Девушка из службы занятости говорила, что в двух милях от поселка есть гостиница, но Бритт-Мари не допускала и мысли, чтобы чужие люди стелили ей постель. Конечно, некоторые только и думают, как бы куда-нибудь уехать, чтобы все стало по-другому. А Бритт-Мари мечтала быть дома и чтобы все было как всегда. Чтобы рядом был Кент, а в шкафчике – почти полный флакон «Факсина». Чтобы самой стелить себе постель.
Не то чтобы Бритт-Мари не нравилось, как это делают горничные отеля, ни в коем случае, но, когда они с Кентом живут в отеле, она всегда вешает на дверь табличку «Не беспокоить» и сама стелет постель и прибирает в номере. Не потому, что осуждает других, вовсе нет, – у Бритт-Мари есть рациональные основания делать все самой. Например, горничные вполне могут оказаться из тех, кто осуждает других, и Бритт-Мари меньше всего хочется, чтобы горничные вечером принялись обсуждать, какая грязища в номере четыреста двадцать третьем. Это рациональное основание. Людей ведь хлебом не корми – дай поосуждать других, и что, если это касается и горничных?

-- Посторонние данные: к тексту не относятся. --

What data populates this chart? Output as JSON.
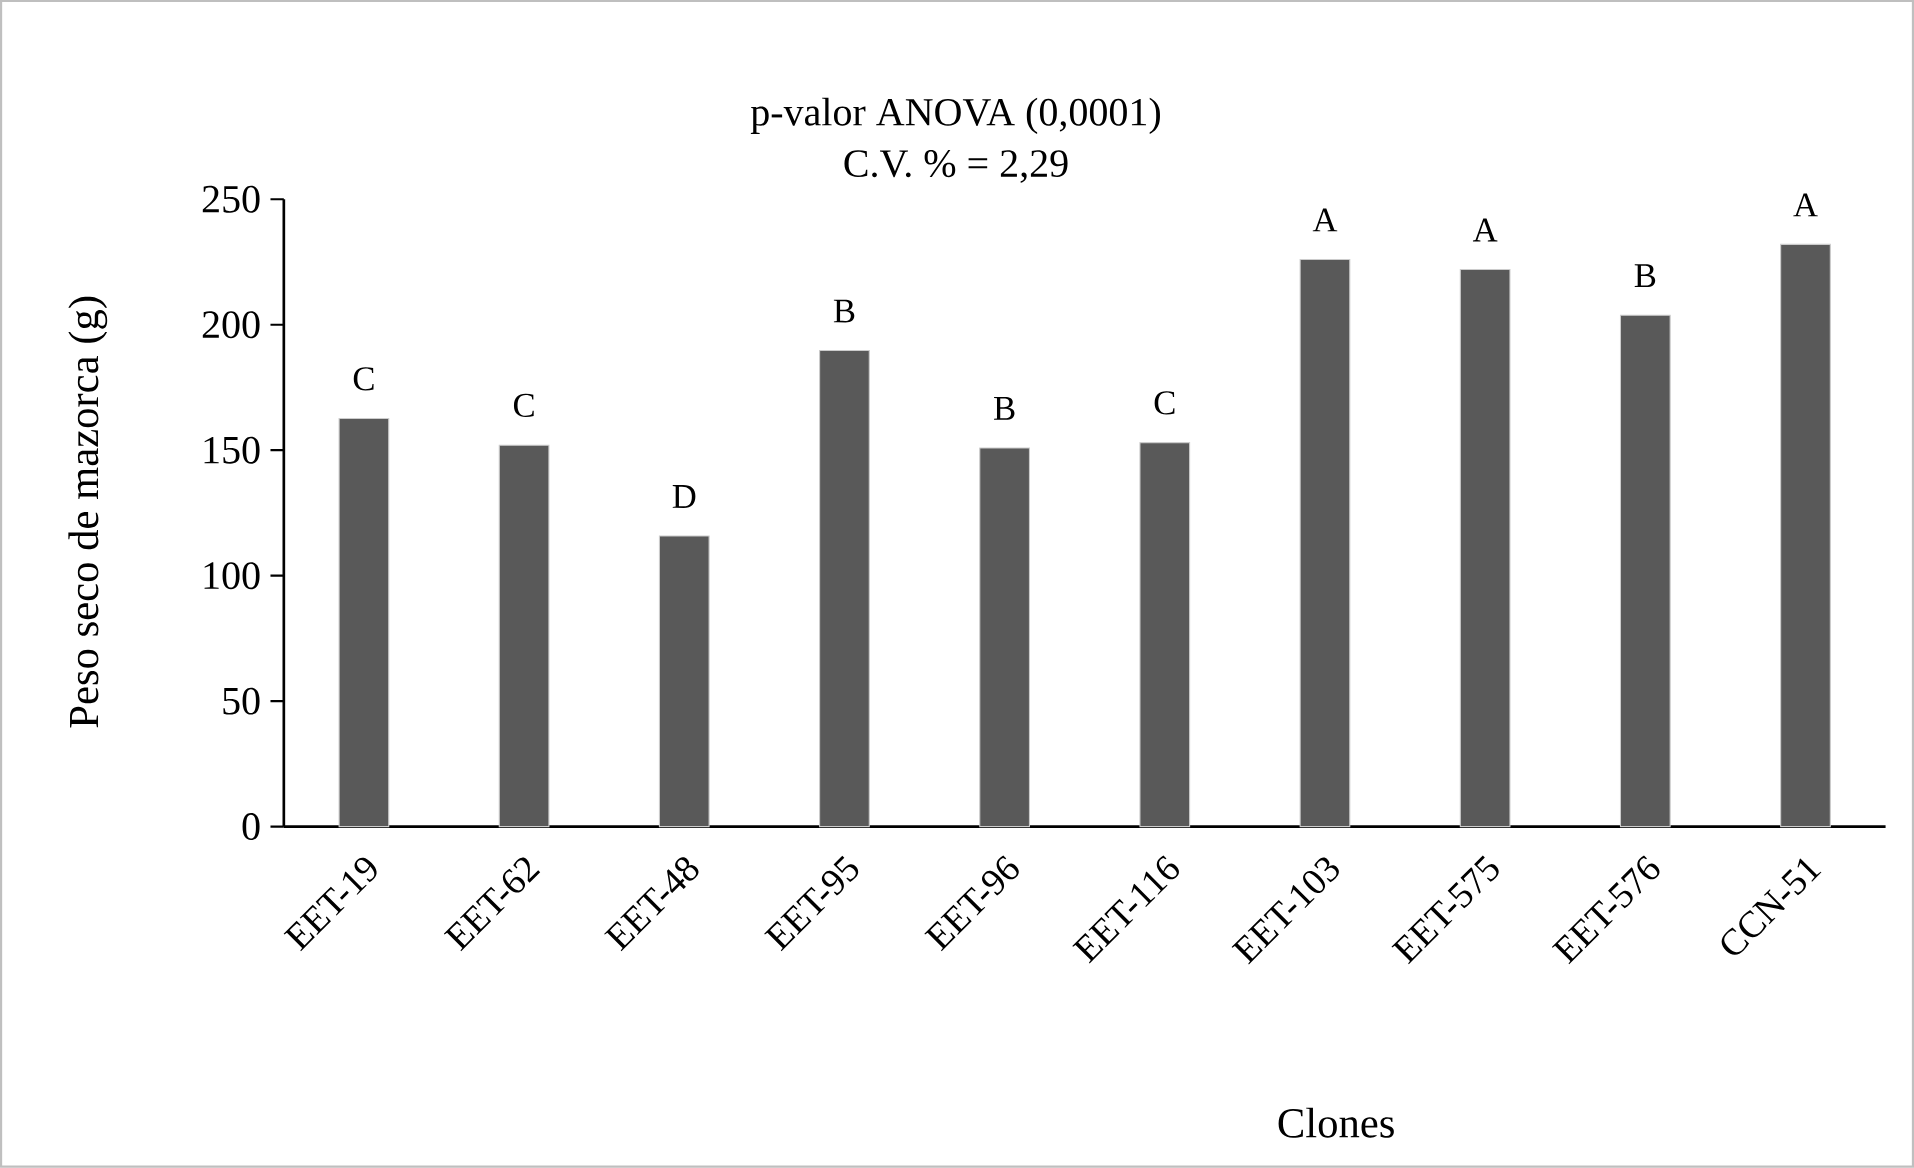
{
  "chart_data": {
    "type": "bar",
    "title": "p-valor ANOVA (0,0001)",
    "subtitle": "C.V. % = 2,29",
    "xlabel": "Clones",
    "ylabel": "Peso seco de mazorca (g)",
    "categories": [
      "EET-19",
      "EET-62",
      "EET-48",
      "EET-95",
      "EET-96",
      "EET-116",
      "EET-103",
      "EET-575",
      "EET-576",
      "CCN-51"
    ],
    "values": [
      162.6,
      152,
      115.8,
      189.7,
      150.9,
      153,
      226,
      222,
      203.8,
      232
    ],
    "color": "#595959",
    "ylim": [
      0,
      250
    ],
    "yticks": [
      0,
      50,
      100,
      150,
      200,
      250
    ],
    "annotations": [
      {
        "text": "C",
        "x": "EET-19",
        "y": 162.6
      },
      {
        "text": "C",
        "x": "EET-62",
        "y": 152
      },
      {
        "text": "D",
        "x": "EET-48",
        "y": 115.8
      },
      {
        "text": "B",
        "x": "EET-95",
        "y": 189.7
      },
      {
        "text": "B",
        "x": "EET-96",
        "y": 150.9
      },
      {
        "text": "C",
        "x": "EET-116",
        "y": 153
      },
      {
        "text": "A",
        "x": "EET-103",
        "y": 226
      },
      {
        "text": "A",
        "x": "EET-575",
        "y": 222
      },
      {
        "text": "B",
        "x": "EET-576",
        "y": 203.8
      },
      {
        "text": "A",
        "x": "CCN-51",
        "y": 232
      }
    ]
  }
}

Бывало, Кент ошибался со временем регистрации обратного рейса («Эти сволочи даже время в билете не могут правильно указать!»), так что приходилось пускаться в путь среди ночи, даже не приняв душ. Тогда перед выходом Бритт-Мари бросалась в ванную и на несколько секунд включала душ, чтобы горничная, когда явится убирать, увидела бы воду и не подумала бы, будто постояльцы из четыреста двадцать третьего номера оделись не помывшись.
Кент фыркал, что ее чересчур волнует, что о ней подумают. И до самого аэропорта у Бритт-Мари внутри все кричало. Ведь ей абсолютно все равно, что подумают о ней.
Ей не все равно, что подумают о Кенте.
Бритт-Мари не помнит, когда ему стало все равно, что о ней подумают. Помнит, когда ему было не все равно. Когда он еще смотрел на нее, словно знал, что она есть. Трудно определить, когда расцветает любовь; однажды проснешься – а цветок распустился. И то же самое, когда любовь увядает: однажды становится поздно. В этом смысле у любви много общего с балконными растениями. Иногда не помогает даже сода.
Бритт-Мари не помнит, когда их брак выскользнул у нее из рук. Когда он истерся и истрепался, несмотря на все сервировочные салфетки. Когда-то Кент держал ее за руку, когда они засыпали, и она мечтала его мечты. Не то чтобы у Бритт-Мари не было своих, но мечты Кента были масштабней, а у кого они масштабнее, тот и главнее. Это Бритт-Мари усвоила. На несколько лет она оставила работу, чтобы заботиться о его детях, не мечтая о своих. А потом еще на несколько – чтобы устроить ему приличный дом ради его карьеры, не мечтая о собственной. У нее появились соседи – они называли ее «старой перечницей», когда она тревожилась, что скажут немцы, если у входной двери стоит мусор или на лестничной клетке пахнет пиццей. А друзей не появилось, только знакомые, в основном – жены коллег Кента по бизнесу. Одна из них вызвалась как-то после званого ужина помочь Бритт-Мари с посудой и стала раскладывать в ящике Бритт-Мари ножи-ложки-вилки. Когда ошеломленная Бритт-Мари спросила гостью, что, вообще говоря, она творит, та рассмеялась, словно это была шутка, и сказала: «Да какая разница». И Бритт-Мари с ней раззнакомилась. Кент сказал, что Бритт-Мари недостаточно социализирована, и она несколько лет сидела дома, а он социализировался за них обоих. Несколько лет превратились в десятилетия, а десятилетия в целую жизнь. У лет это обычное дело. Не то чтобы Бритт-Мари отказывалась от собственных ожиданий. Просто однажды утром она проснулась и поняла, что ждать больше нечего. Вышел пшик.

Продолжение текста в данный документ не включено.